Scenario¶

We configure our machines to be running the Xen hypervisor and a recent linux kernel as the dom0 controller. The scenario includes using Xen, ATA-over-Ethernet (AoE) layer on the private LAN, with each machine exporting unused partitions from their HDD’s to the AoE pool. We can then treat these AoE devices as LVM physical volumes, and assemble a cluster-wide shared volume group, available to the dom0 instances on both machines. Finally, we’ll extract logical volumes from this volume group, and create a RAID1 mirror across them with with mdadm. We can create Xen domUs with the RAID1 devices as their block devices.

We started at the Lair early saturday morning (like 10:30 am). We had three physical computers:

squash, IBM Aptiva,
pita: IBM Aptiva, PIII, 512 MB
zorro: IBM Aptiva, PIII, 512 MB

We spent the first several hours getting all machines properly booting and installed with Debian. We then spent a lot of time installing things like Gobby and silc and getting everyone on the same virtual spaces (since being physically present wasn’t enough).

We assigned the following roles and software to each computer:

squash, Debian Etch, monitor the other two servers
pita, Debian Lenny, export hard drive space to the network
zorro, Debian Lenny, export hard drive space to the network

  "monitor"
+----------+          +----------+          +----------+
|          |          | P3 512MB |          | P3 512MB |
|  squash  |          |  pita    |          |  zorro   |
+-----------          +----------+          +----------+
  |     |               |     |               |     |
  |     |               |     |               |     |
  +-----|---------------+-----|---------------+-----|---------> to LAN/WAN
        |                     |                     |
        +---------------------+---------------------+ (private LAN)

After much gnashing of teeth, we decided to setup the following architecture:

Rationale¶

In this scenario we manage the LVM for the underlying block devices on the Dom0’s themselves, handing off those componants to the DomUs who then manage their mdadm RAID.

We have N Dom0s, and K DomUs, where we assume that K > N.

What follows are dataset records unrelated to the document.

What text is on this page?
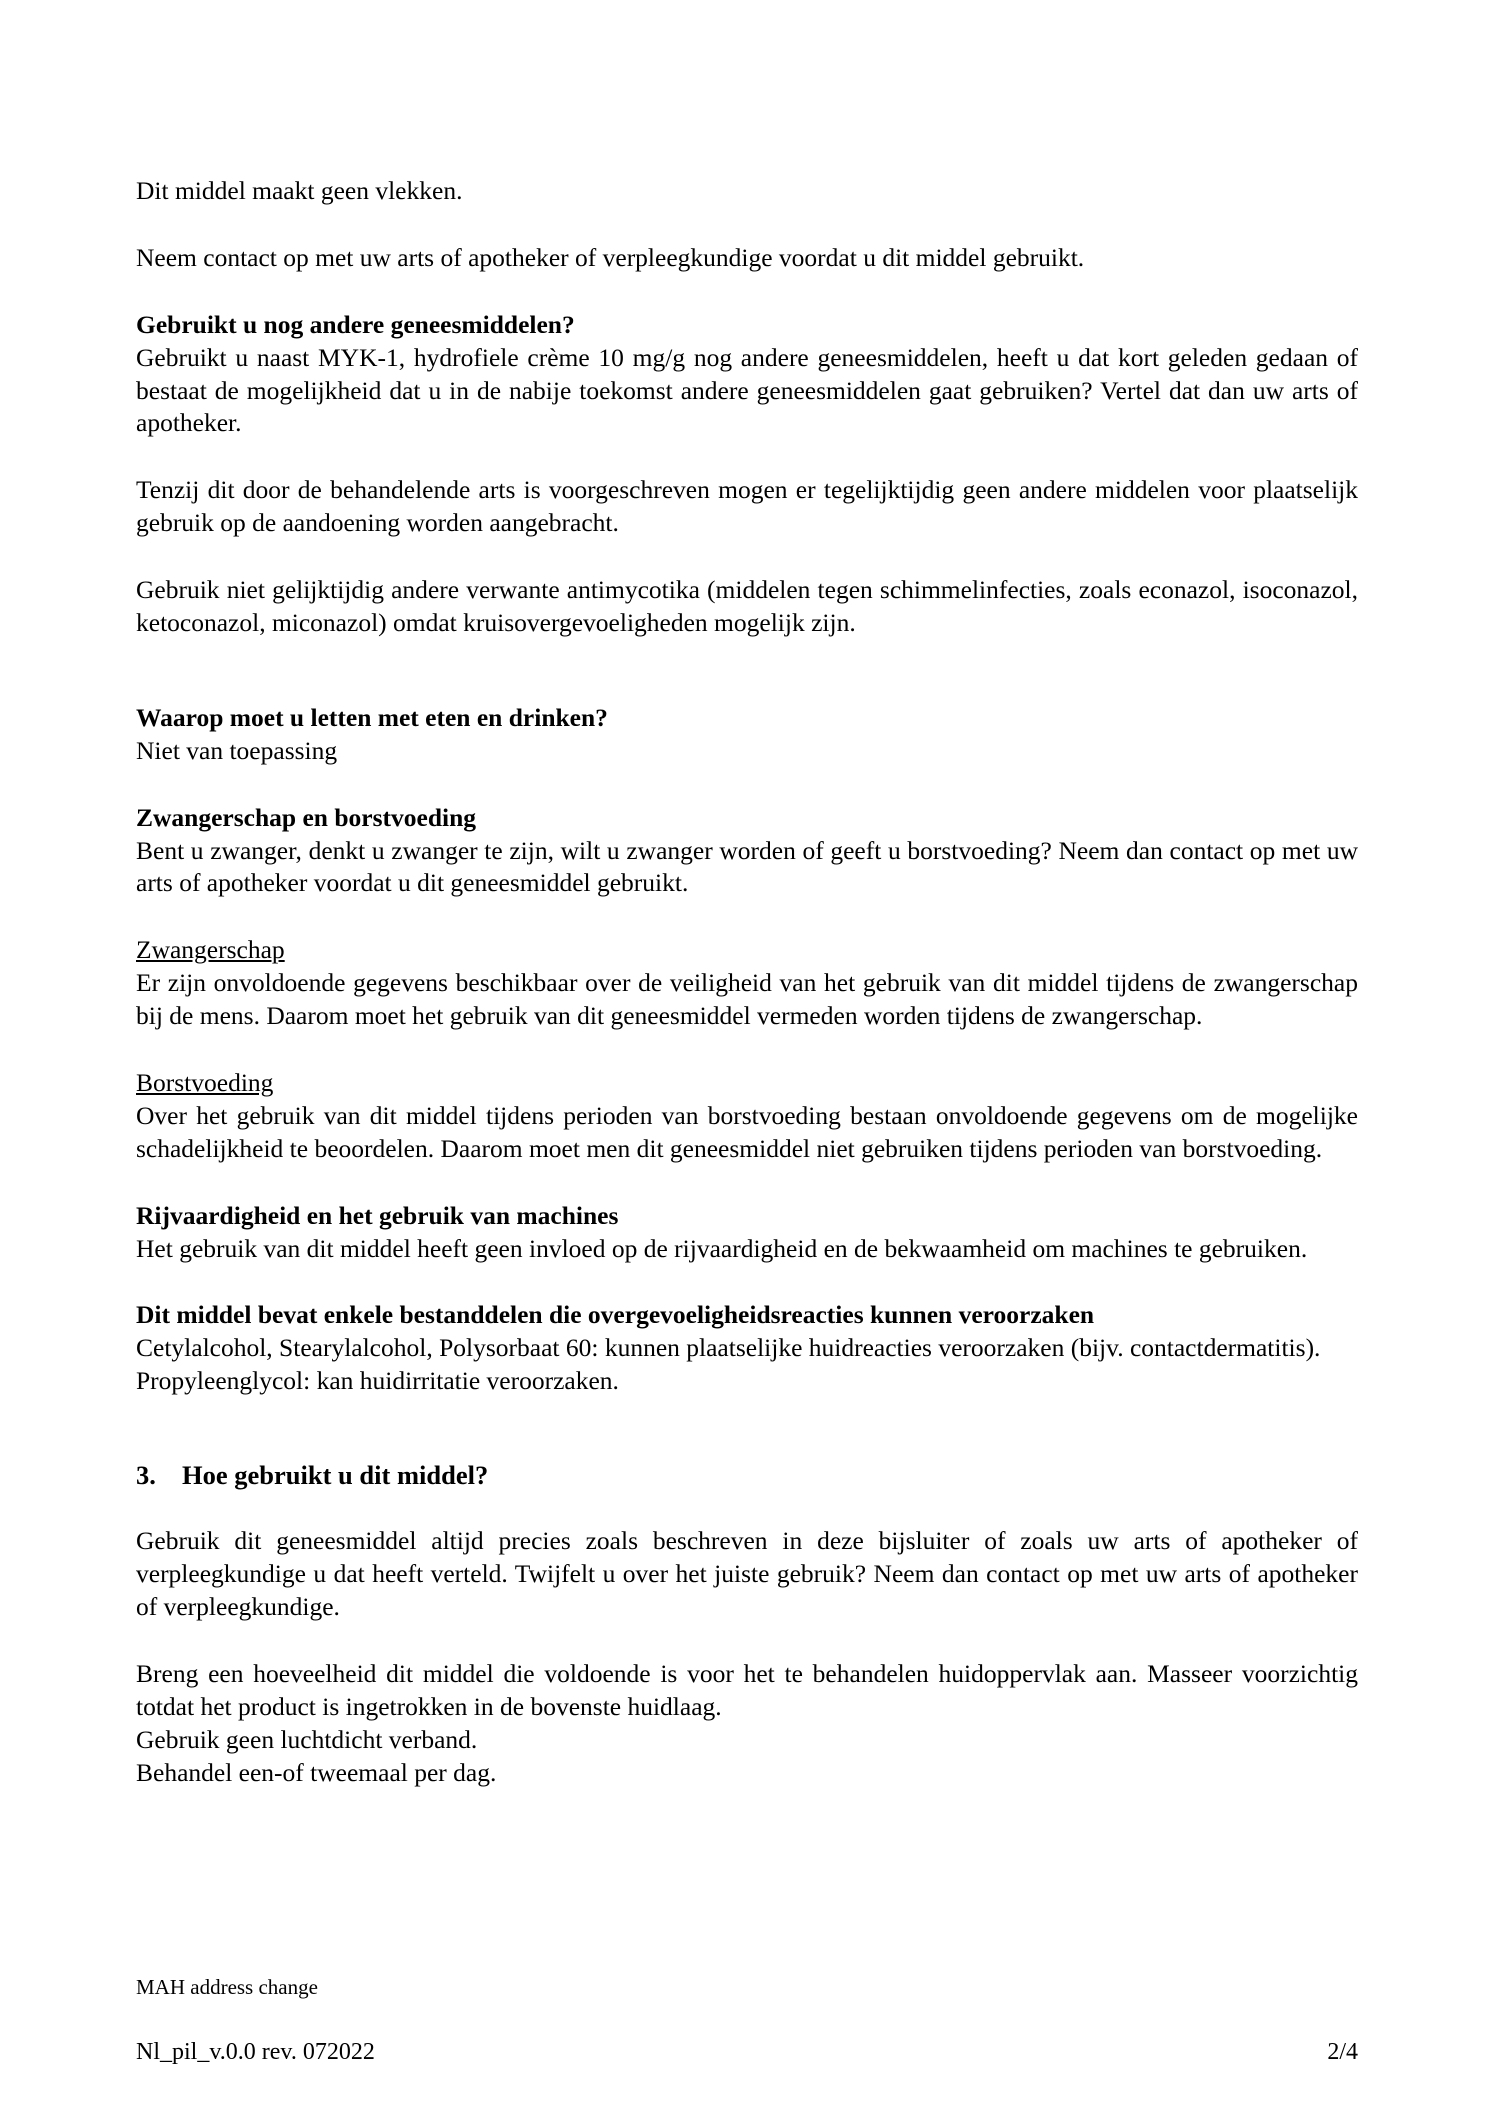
Dit middel maakt geen vlekken.

Neem contact op met uw arts of apotheker of verpleegkundige voordat u dit middel gebruikt.

Gebruikt u nog andere geneesmiddelen?

Gebruikt u naast MYK-1, hydrofiele crème 10 mg/g nog andere geneesmiddelen, heeft u dat kort geleden gedaan of bestaat de mogelijkheid dat u in de nabije toekomst andere geneesmiddelen gaat gebruiken? Vertel dat dan uw arts of apotheker.

Tenzij dit door de behandelende arts is voorgeschreven mogen er tegelijktijdig geen andere middelen voor plaatselijk gebruik op de aandoening worden aangebracht.

Gebruik niet gelijktijdig andere verwante antimycotika (middelen tegen schimmelinfecties, zoals econazol, isoconazol, ketoconazol, miconazol) omdat kruisovergevoeligheden mogelijk zijn.

Waarop moet u letten met eten en drinken?

Niet van toepassing

Zwangerschap en borstvoeding

Bent u zwanger, denkt u zwanger te zijn, wilt u zwanger worden of geeft u borstvoeding? Neem dan contact op met uw arts of apotheker voordat u dit geneesmiddel gebruikt.

Zwangerschap

Er zijn onvoldoende gegevens beschikbaar over de veiligheid van het gebruik van dit middel tijdens de zwangerschap bij de mens. Daarom moet het gebruik van dit geneesmiddel vermeden worden tijdens de zwangerschap.

Borstvoeding

Over het gebruik van dit middel tijdens perioden van borstvoeding bestaan onvoldoende gegevens om de mogelijke schadelijkheid te beoordelen. Daarom moet men dit geneesmiddel niet gebruiken tijdens perioden van borstvoeding.

Rijvaardigheid en het gebruik van machines

Het gebruik van dit middel heeft geen invloed op de rijvaardigheid en de bekwaamheid om machines te gebruiken.

Dit middel bevat enkele bestanddelen die overgevoeligheidsreacties kunnen veroorzaken

Cetylalcohol, Stearylalcohol, Polysorbaat 60: kunnen plaatselijke huidreacties veroorzaken (bijv. contactdermatitis).

Propyleenglycol: kan huidirritatie veroorzaken.

3. Hoe gebruikt u dit middel?

Gebruik dit geneesmiddel altijd precies zoals beschreven in deze bijsluiter of zoals uw arts of apotheker of verpleegkundige u dat heeft verteld. Twijfelt u over het juiste gebruik? Neem dan contact op met uw arts of apotheker of verpleegkundige.

Breng een hoeveelheid dit middel die voldoende is voor het te behandelen huidoppervlak aan. Masseer voorzichtig totdat het product is ingetrokken in de bovenste huidlaag.

Gebruik geen luchtdicht verband.

Behandel een-of tweemaal per dag.

MAH address change

Nl_pil_v.0.0 rev. 072022	2/4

Other architecture scenarios¶

Other scenarios we toyed with were bringing the RAID management down into the Dom0, and we actually ended up going with the Dom0 managing the RAID initially. It wasn’t exactly clear from the beginning which way would prove to be the preferable as each had its own advantages and disadvantages.

Advantage of Dom0 managing RAID: rebuilds can be more easily coordinated within a dom0, if many devices are attempting to rebuild simultaneously.

Advantage of DomU managing RAID: DomU migration should be smoother, as Dom0’s don’t need to know about handing off RAID management during the transfer.

Another model was to have all Dom0 block devices exported directly as PVs into a single, cluster-wide VG. The advantage of this would be ease of management from any of the Dom0s. Disadvantage is the cluster-LVM is apparently flakey.

Take a break¶

Since the architecture design, goals and possibilities were complicated and we had to do a lot of drawing on a whiteboard and talking about abstract ideas our heads were about to explode, so we had to take a break:

# aptitude install bb
# /usr/games/bb

After watching this and eating some roti, we were much better off.

Setup the Dom0 (the hosts)¶

We installed the following packages on pita and zorro:

linux-image-2.6.18-5-xen-686
xen-hypervisor-3.1-1-i386

Then we edited /boot/grub/menu.lst:

## The following ouputs grub to the serial console and should be added to the top
serial --unit=0 --speed=115200 --parity=no --stop=1
terminal serial
## Xen hypervisor options to use with the default Xen boot option
## setting the mem option limits the amount of RAM that the dom0 takes to only 128
# xenhopt=dom0_mem=131072 com1=115200,8n1

We then rebooted the machines to get the hypervisor running, so Dom0 was up.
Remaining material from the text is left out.